O cobrador de impostos, porém, ficou à distância, e nem se atrevia a levantar os olhos para o céu; mas batia no peito, dizendo: ‘Meu Deus, tem piedade de mim que sou pecador!’ Eu vos digo: este último voltou para casa justificado, o outro não. Pois quem se eleva será humilhado, e quem se humilha será elevado” (vv. 13-14).

Também o cobrador de impostos é personagem típica. Os judeus qualificam tais pessoas de “pecadores” por sua colaboração com o Império Romano (cf. 5,27; 32; 19,1-10). Com seu exército, os romanos oprimiam os povos subjugados e terceiriravam a cobrança de altos impostos. O salário dos cobradores era o que podiam cobrar além da taxa estabelecida. Diante de Deus, o cobrador não rejeita o título de pecador, assume-o no arrependimento, mas esta confissão sincera o abre a Deus e à sua graça.

“Ficou a distância e nem se atrevia a levantar os olhos para o céu, mas batia no peito, ” pedindo apenas piedade: “Meu Deus, tende piedade de mim que sou pecador” (v. 13; cf. Sl 32,1-2.5; 41,5; 51,3-11). Ele volta para casa “justificado”, mas o fariseu não. A justiça que o fariseu pretendia adquirir por suas obras, ele não consegue porque é dom que só Deus pode conceder (cf.
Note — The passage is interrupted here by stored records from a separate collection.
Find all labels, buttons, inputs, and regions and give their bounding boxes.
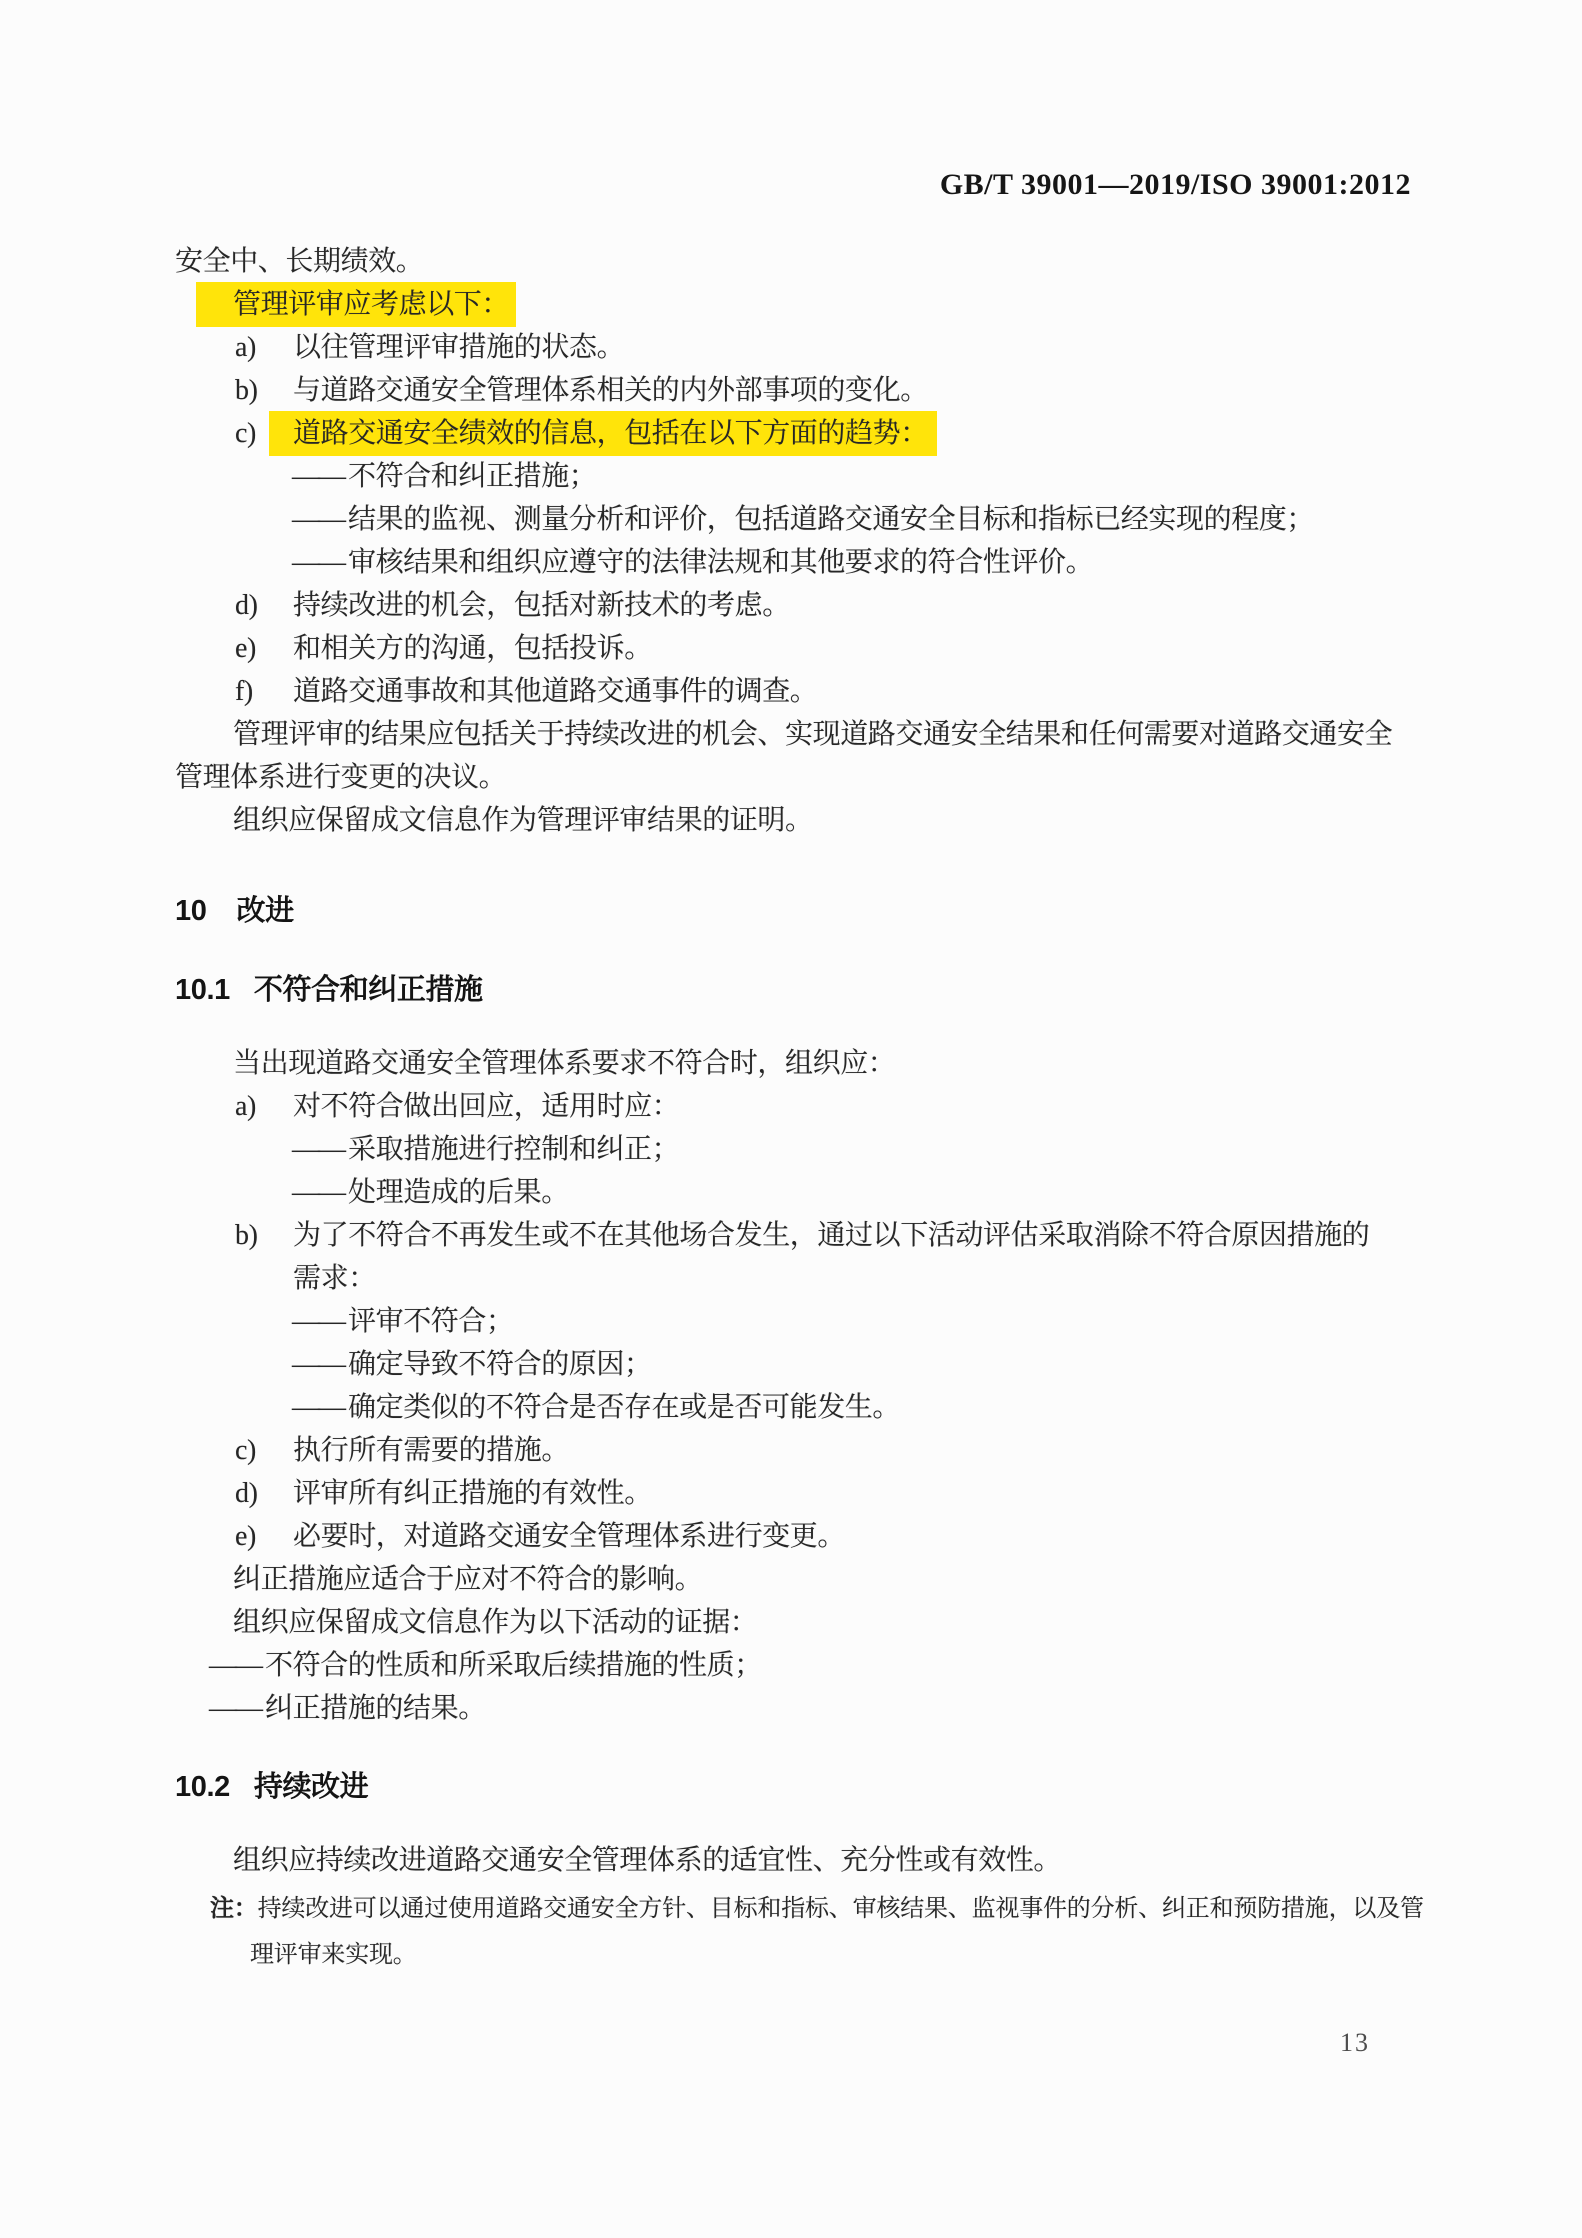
line-text: 管理体系进行变更的决议。 <box>175 762 506 793</box>
heading-title: 改进 <box>236 895 293 927</box>
content: 安全中、长期绩效。管理评审应考虑以下：a)以往管理评审措施的状态。b)与道路交通… <box>175 240 1455 1978</box>
line-text: 以往管理评审措施的状态。 <box>293 332 624 363</box>
text-line: e)和相关方的沟通，包括投诉。 <box>235 627 1455 670</box>
text-line: e)必要时，对道路交通安全管理体系进行变更。 <box>235 1515 1455 1558</box>
subsection-heading: 10.1不符合和纠正措施 <box>175 969 1455 1012</box>
dash-marker: —— <box>292 1134 344 1165</box>
text-line: 纠正措施应适合于应对不符合的影响。 <box>233 1558 1455 1601</box>
text-line: 需求： <box>293 1257 1455 1300</box>
text-line: 组织应保留成文信息作为管理评审结果的证明。 <box>233 799 1455 842</box>
list-marker: b) <box>235 1214 293 1257</box>
line-text: 必要时，对道路交通安全管理体系进行变更。 <box>293 1521 845 1552</box>
text-line: ——不符合的性质和所采取后续措施的性质； <box>209 1644 1455 1687</box>
text-line: d)评审所有纠正措施的有效性。 <box>235 1472 1455 1515</box>
line-text: 不符合和纠正措施； <box>348 461 596 492</box>
line-text: 确定类似的不符合是否存在或是否可能发生。 <box>348 1392 900 1423</box>
line-text: 评审不符合； <box>348 1306 514 1337</box>
line-text: 持续改进可以通过使用道路交通安全方针、目标和指标、审核结果、监视事件的分析、纠正… <box>258 1896 1424 1922</box>
text-line: ——结果的监视、测量分析和评价，包括道路交通安全目标和指标已经实现的程度； <box>292 498 1455 541</box>
line-text: 与道路交通安全管理体系相关的内外部事项的变化。 <box>293 375 928 406</box>
list-marker: a) <box>235 326 293 369</box>
text-line: ——审核结果和组织应遵守的法律法规和其他要求的符合性评价。 <box>292 541 1455 584</box>
text-line: ——采取措施进行控制和纠正； <box>292 1128 1455 1171</box>
dash-marker: —— <box>209 1650 261 1681</box>
line-text: 管理评审应考虑以下： <box>196 282 516 327</box>
note-label: 注： <box>210 1895 258 1922</box>
list-marker: d) <box>235 1472 293 1515</box>
dash-marker: —— <box>292 1349 344 1380</box>
dash-marker: —— <box>292 461 344 492</box>
text-line: b)与道路交通安全管理体系相关的内外部事项的变化。 <box>235 369 1455 412</box>
line-text: 当出现道路交通安全管理体系要求不符合时，组织应： <box>233 1048 895 1079</box>
line-text: 组织应保留成文信息作为管理评审结果的证明。 <box>233 805 813 836</box>
section-heading: 10改进 <box>175 890 1455 933</box>
line-text: 组织应持续改进道路交通安全管理体系的适宜性、充分性或有效性。 <box>233 1845 1061 1876</box>
heading-number: 10.2 <box>175 1771 230 1803</box>
list-marker: b) <box>235 369 293 412</box>
dash-marker: —— <box>292 1177 344 1208</box>
text-line: 安全中、长期绩效。 <box>175 240 1455 283</box>
dash-marker: —— <box>292 547 344 578</box>
line-text: 纠正措施的结果。 <box>265 1693 486 1724</box>
standard-number-header: GB/T 39001—2019/ISO 39001:2012 <box>940 168 1411 202</box>
line-text: 纠正措施应适合于应对不符合的影响。 <box>233 1564 702 1595</box>
line-text: 结果的监视、测量分析和评价，包括道路交通安全目标和指标已经实现的程度； <box>348 504 1314 535</box>
text-line: ——确定类似的不符合是否存在或是否可能发生。 <box>292 1386 1455 1429</box>
text-line: c)执行所有需要的措施。 <box>235 1429 1455 1472</box>
line-text: 持续改进的机会，包括对新技术的考虑。 <box>293 590 790 621</box>
dash-marker: —— <box>292 1392 344 1423</box>
text-line: 当出现道路交通安全管理体系要求不符合时，组织应： <box>233 1042 1455 1085</box>
text-line: a)以往管理评审措施的状态。 <box>235 326 1455 369</box>
line-text: 安全中、长期绩效。 <box>175 246 423 277</box>
text-line: ——评审不符合； <box>292 1300 1455 1343</box>
text-line: 管理评审的结果应包括关于持续改进的机会、实现道路交通安全结果和任何需要对道路交通… <box>233 713 1455 756</box>
line-text: 道路交通安全绩效的信息，包括在以下方面的趋势： <box>269 411 937 456</box>
document-page: GB/T 39001—2019/ISO 39001:2012 安全中、长期绩效。… <box>0 0 1582 2238</box>
line-text: 处理造成的后果。 <box>348 1177 569 1208</box>
line-text: 执行所有需要的措施。 <box>293 1435 569 1466</box>
heading-title: 不符合和纠正措施 <box>254 974 483 1006</box>
dash-marker: —— <box>292 504 344 535</box>
list-marker: e) <box>235 627 293 670</box>
subsection-heading: 10.2持续改进 <box>175 1766 1455 1809</box>
line-text: 为了不符合不再发生或不在其他场合发生，通过以下活动评估采取消除不符合原因措施的 <box>293 1220 1369 1251</box>
text-line: c)道路交通安全绩效的信息，包括在以下方面的趋势： <box>235 412 1455 455</box>
note-line: 注：持续改进可以通过使用道路交通安全方针、目标和指标、审核结果、监视事件的分析、… <box>210 1886 1455 1932</box>
list-marker: d) <box>235 584 293 627</box>
text-line: 理评审来实现。 <box>250 1932 1455 1978</box>
line-text: 道路交通事故和其他道路交通事件的调查。 <box>293 676 817 707</box>
text-line: 组织应保留成文信息作为以下活动的证据： <box>233 1601 1455 1644</box>
text-line: f)道路交通事故和其他道路交通事件的调查。 <box>235 670 1455 713</box>
text-line: ——处理造成的后果。 <box>292 1171 1455 1214</box>
line-text: 确定导致不符合的原因； <box>348 1349 652 1380</box>
list-marker: e) <box>235 1515 293 1558</box>
heading-number: 10.1 <box>175 974 230 1006</box>
line-text: 不符合的性质和所采取后续措施的性质； <box>265 1650 762 1681</box>
line-text: 和相关方的沟通，包括投诉。 <box>293 633 652 664</box>
dash-marker: —— <box>292 1306 344 1337</box>
line-text: 对不符合做出回应，适用时应： <box>293 1091 679 1122</box>
text-line: d)持续改进的机会，包括对新技术的考虑。 <box>235 584 1455 627</box>
dash-marker: —— <box>209 1693 261 1724</box>
heading-number: 10 <box>175 895 206 927</box>
line-text: 管理评审的结果应包括关于持续改进的机会、实现道路交通安全结果和任何需要对道路交通… <box>233 719 1392 750</box>
text-line: ——纠正措施的结果。 <box>209 1687 1455 1730</box>
text-line: ——确定导致不符合的原因； <box>292 1343 1455 1386</box>
line-text: 需求： <box>293 1263 376 1294</box>
line-text: 评审所有纠正措施的有效性。 <box>293 1478 652 1509</box>
text-line: 组织应持续改进道路交通安全管理体系的适宜性、充分性或有效性。 <box>233 1839 1455 1882</box>
line-text: 审核结果和组织应遵守的法律法规和其他要求的符合性评价。 <box>348 547 1093 578</box>
page-number: 13 <box>1340 2028 1370 2058</box>
text-line: 管理评审应考虑以下： <box>233 283 1455 326</box>
list-marker: a) <box>235 1085 293 1128</box>
text-line: ——不符合和纠正措施； <box>292 455 1455 498</box>
line-text: 理评审来实现。 <box>250 1942 417 1968</box>
list-marker: f) <box>235 670 293 713</box>
text-line: a)对不符合做出回应，适用时应： <box>235 1085 1455 1128</box>
text-line: 管理体系进行变更的决议。 <box>175 756 1455 799</box>
list-marker: c) <box>235 1429 293 1472</box>
text-line: b)为了不符合不再发生或不在其他场合发生，通过以下活动评估采取消除不符合原因措施… <box>235 1214 1455 1257</box>
line-text: 组织应保留成文信息作为以下活动的证据： <box>233 1607 757 1638</box>
heading-title: 持续改进 <box>254 1771 368 1803</box>
line-text: 采取措施进行控制和纠正； <box>348 1134 679 1165</box>
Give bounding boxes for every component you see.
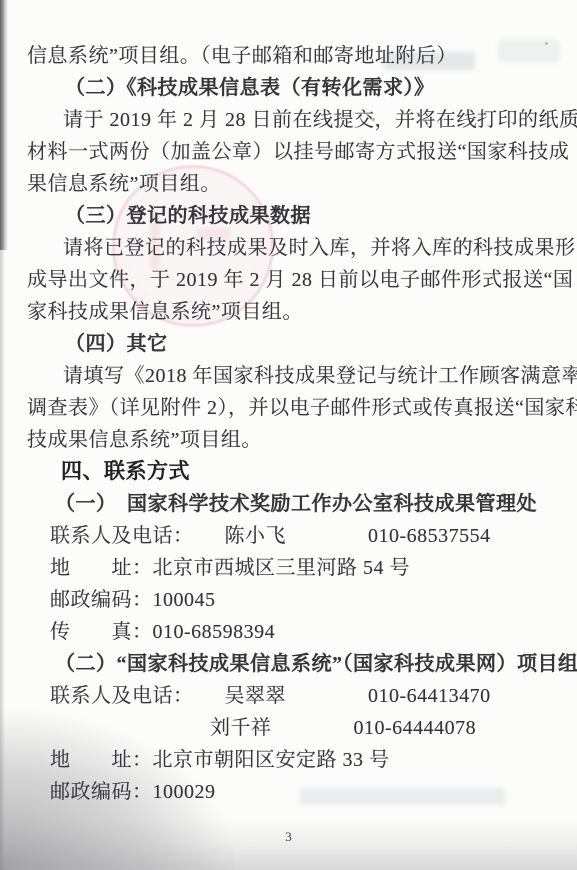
doc-line: 果信息系统”项目组。	[27, 168, 567, 200]
contact-postal-code: 邮政编码：100045	[50, 584, 567, 616]
contact-person-phone: 联系人及电话： 吴翠翠 010-64413470	[50, 680, 567, 712]
scanned-document-page: 信息系统”项目组。（电子邮箱和邮寄地址附后） （二）《科技成果信息表（有转化需求…	[0, 0, 577, 870]
doc-line: 材料一式两份（加盖公章）以挂号邮寄方式报送“国家科技成	[27, 136, 567, 168]
contact-org-1-heading: （一） 国家科学技术奖励工作办公室科技成果管理处	[55, 488, 567, 520]
contact-org-2-heading: （二）“国家科技成果信息系统”（国家科技成果网）项目组	[55, 648, 567, 680]
doc-line: 成导出文件，于 2019 年 2 月 28 日前以电子邮件形式报送“国	[27, 264, 567, 296]
contact-fax: 传 真：010-68598394	[50, 616, 567, 648]
contact-address: 地 址：北京市西城区三里河路 54 号	[50, 552, 567, 584]
doc-line: 请于 2019 年 2 月 28 日前在线提交，并将在线打印的纸质	[63, 104, 567, 136]
contact-person-phone-2: 刘千祥 010-64444078	[210, 712, 567, 744]
section-heading-3: （三）登记的科技成果数据	[65, 200, 567, 232]
section-heading-2: （二）《科技成果信息表（有转化需求）》	[65, 72, 567, 104]
contact-person-phone: 联系人及电话： 陈小飞 010-68537554	[50, 520, 567, 552]
scan-edge-shadow-left-top	[0, 0, 8, 250]
section-heading-4: （四）其它	[65, 328, 567, 360]
document-content: 信息系统”项目组。（电子邮箱和邮寄地址附后） （二）《科技成果信息表（有转化需求…	[27, 40, 567, 808]
doc-line: 请填写《2018 年国家科技成果登记与统计工作顾客满意率	[63, 360, 567, 392]
chapter-heading-contact: 四、联系方式	[61, 456, 567, 488]
page-number: 3	[0, 829, 577, 845]
doc-line: 信息系统”项目组。（电子邮箱和邮寄地址附后）	[27, 40, 567, 72]
doc-line: 请将已登记的科技成果及时入库，并将入库的科技成果形	[63, 232, 567, 264]
contact-address: 地 址：北京市朝阳区安定路 33 号	[50, 744, 567, 776]
contact-postal-code: 邮政编码：100029	[50, 776, 567, 808]
doc-line: 家科技成果信息系统”项目组。	[27, 296, 567, 328]
doc-line: 调查表》（详见附件 2），并以电子邮件形式或传真报送“国家科	[27, 392, 567, 424]
doc-line: 技成果信息系统”项目组。	[27, 424, 567, 456]
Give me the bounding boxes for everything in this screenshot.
Fl 3,9).

A sentença final, que encontramos já em 14,4 (cf. 1,52), é um apelo amplo a humildade, “pois quem se eleva, será humilhado e quem se humilha será elevado” (v. 14; cf. 1,52; 14,11; 16,14s; Mt 23,12; Ez 21,31). Assim, como na introdução (v. 9), Lc amplia a moral da parábola, do âmbito judaico para seus leitores (gregos, romanos) em geral.

Na espiritualidade ortodoxa desenvolveu-se uma oração (jaculatório) que se inspira no grito de Bartimeu, cego e mendigo: “Jesus, filho de Davi, tem piedade de mim” (Mc 10,47), e junta as palavras do publicano da nossa parábola. Esta oração repetitiva chama-se “Terço Bizantino” (usa também uma corrente de contas) ou “oração do coração” ou “oração de Jesus“ que invoca “sem cessar” (cf. 1Ts 5,17) o nome de Jesus (cf. os livros: Filocalia; Relatos de um Peregrino Russo; Terço bizantino com Pe. Marcelo Rossi). Na sua versão original reza-se ao inspirar “Senhor Jesus Cristo, (Filho de Deus) ”, e ao expirar: “Tem piedade de mim (pecador). ”

O site da CNBB comenta: Jesus nos mostra no Evangelho de hoje que a salvação não pode ser alcançada por nossas ações, uma vez que a pessoa não pode salvar-se por si mesma, mas por uma ação amorosa e gratuita do próprio Deus. Nós não nos salvamos, aos homens isso é impossível, mas Deus nos salva, pois para ele tudo é possível. Sendo assim, a nossa salvação depende antes de tudo da postura que temos diante de Deus. O fariseu contava os seus méritos diante de Deus, o que não lhe garantiu a salvação, enquanto que, ao demonstrar as suas misérias e os seus pecados diante de Deus, o cobrador de impostos reconhecia que somente Deus poderia salvá-lo e implora por essa salvação e, por isso, ele foi atendido em suas preces.